We've been looking for paid work since we arrived, and after a day of job hunting, we both got a 5-day gig later this month with Kathmandu, a big chain outdoors store, which is moving shop and needs grunt laborers to help out during that time. It's not awesome work, but minimum wage here is $12.10 and we'll be paid $13.50, so it's something. We're continuing to look for something more permanent, and hoping we can stay on here at the Wavehaven after our couple weeks' of work exchange, maybe as long-termers paying discounted rent- we'll see.
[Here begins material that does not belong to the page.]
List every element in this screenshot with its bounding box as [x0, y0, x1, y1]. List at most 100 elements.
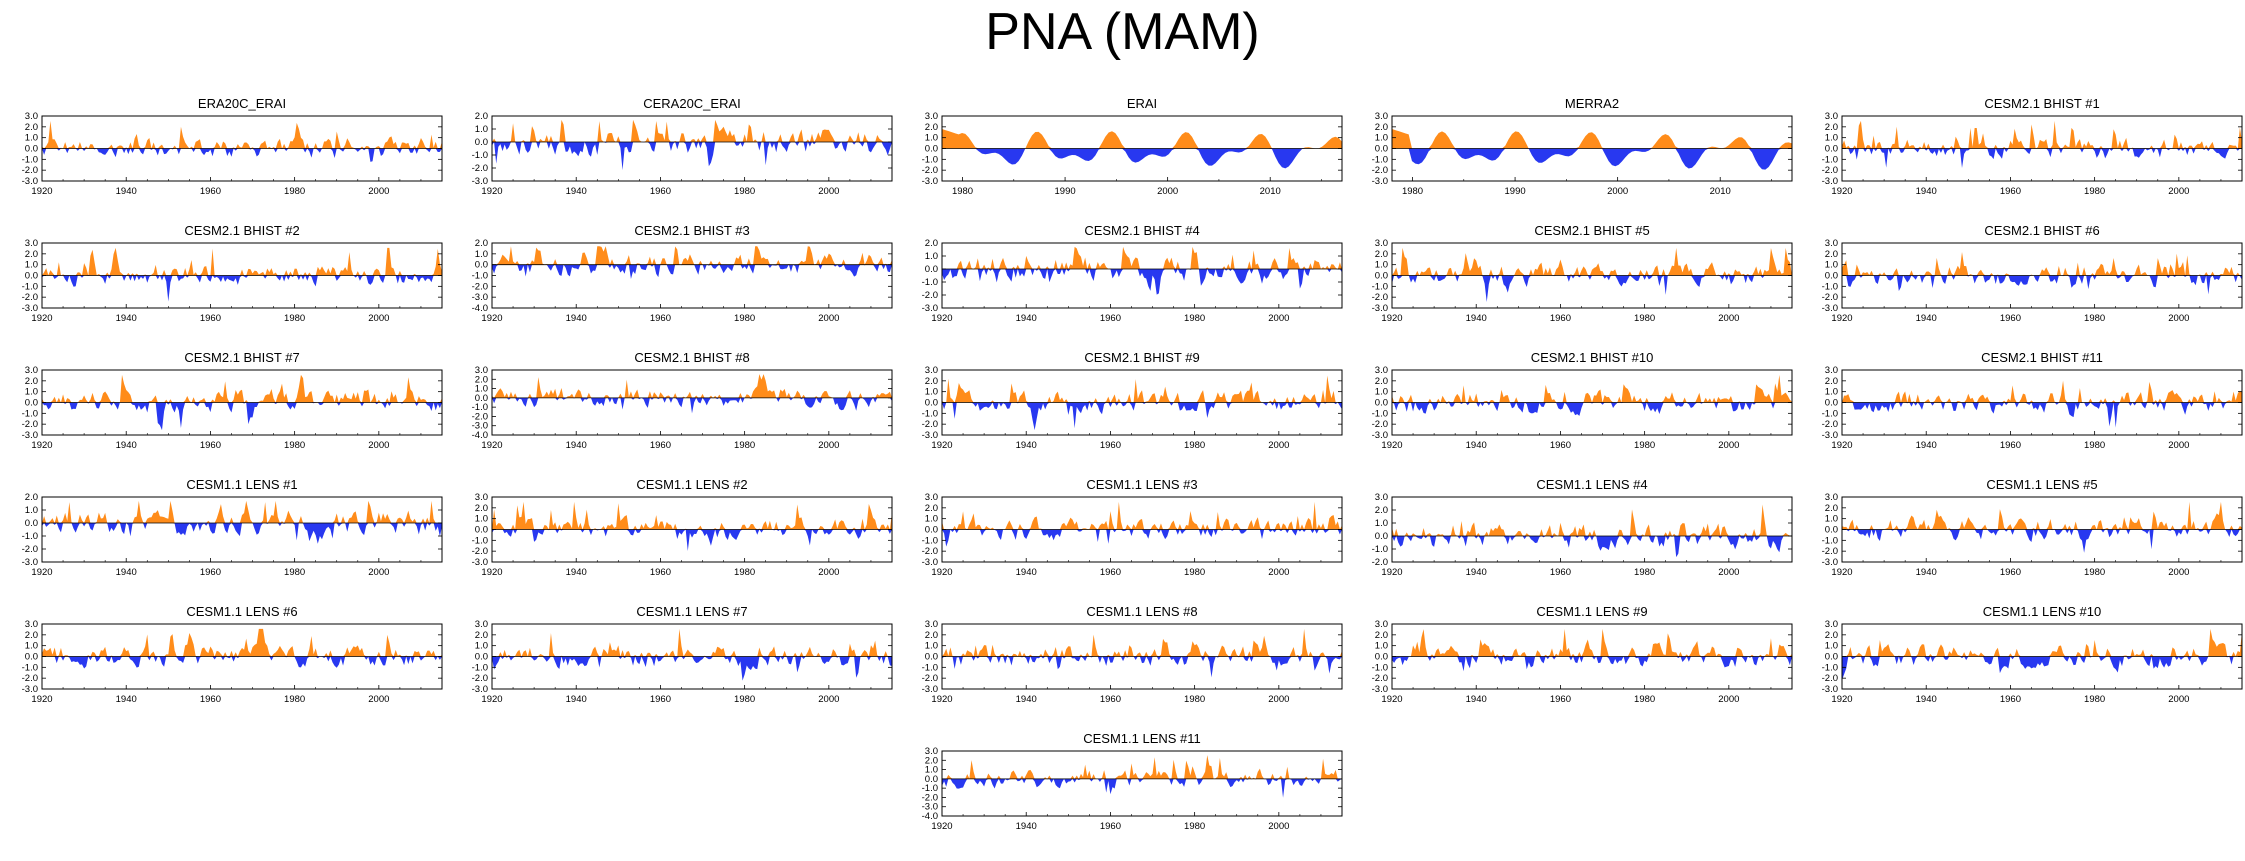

On the surfing front, everyone is excited because the swell is arriving today, so hopefully we'll get out on the water soon. Unfortunately, the surfboard we bought a month ago has been massively damaged. We asked around regarding the best place here to take it for repairs, and is currently being worked on, but it will be an expensive fix- basically it was exposed to direct (harsh, New Zealand) sunlight while in the van, which overheated the epoxy coating, which then bubbled up from the foam interior and created a giant blister 18 inches long. It's ugly, and we had no idea it could happen- we've never had an epoxy board before, and compared to New Zealand, we don't even have sun in Oregon. Here's what it looked like before repairs:
After shopping around every board shop in New Plymouth, yesterday we bought a second board, a 7'2" Superfish, the biggest and floatiest board we could find in our price range, that can still fit in the van (we're both longboarders but will be challenged here because we can't transport a board longer than 7'6"- but it will be good for us). We bought this board secondhand from Bill Clark, an American expat with a shop and shaping room in Fitzroy. The board needed a couple small patch jobs, and he was so happy to meet fellow Americans that he threw in a bunch of the repair supplies for free! Matt's been showing me how to do the repairs, and we should have board in working order soon.
In summary: we have a nice place to live for free, a great town just 10 minutes away with everything we need, a lovely view and within a couple days, we'll have two functional surfboards- I think we're set!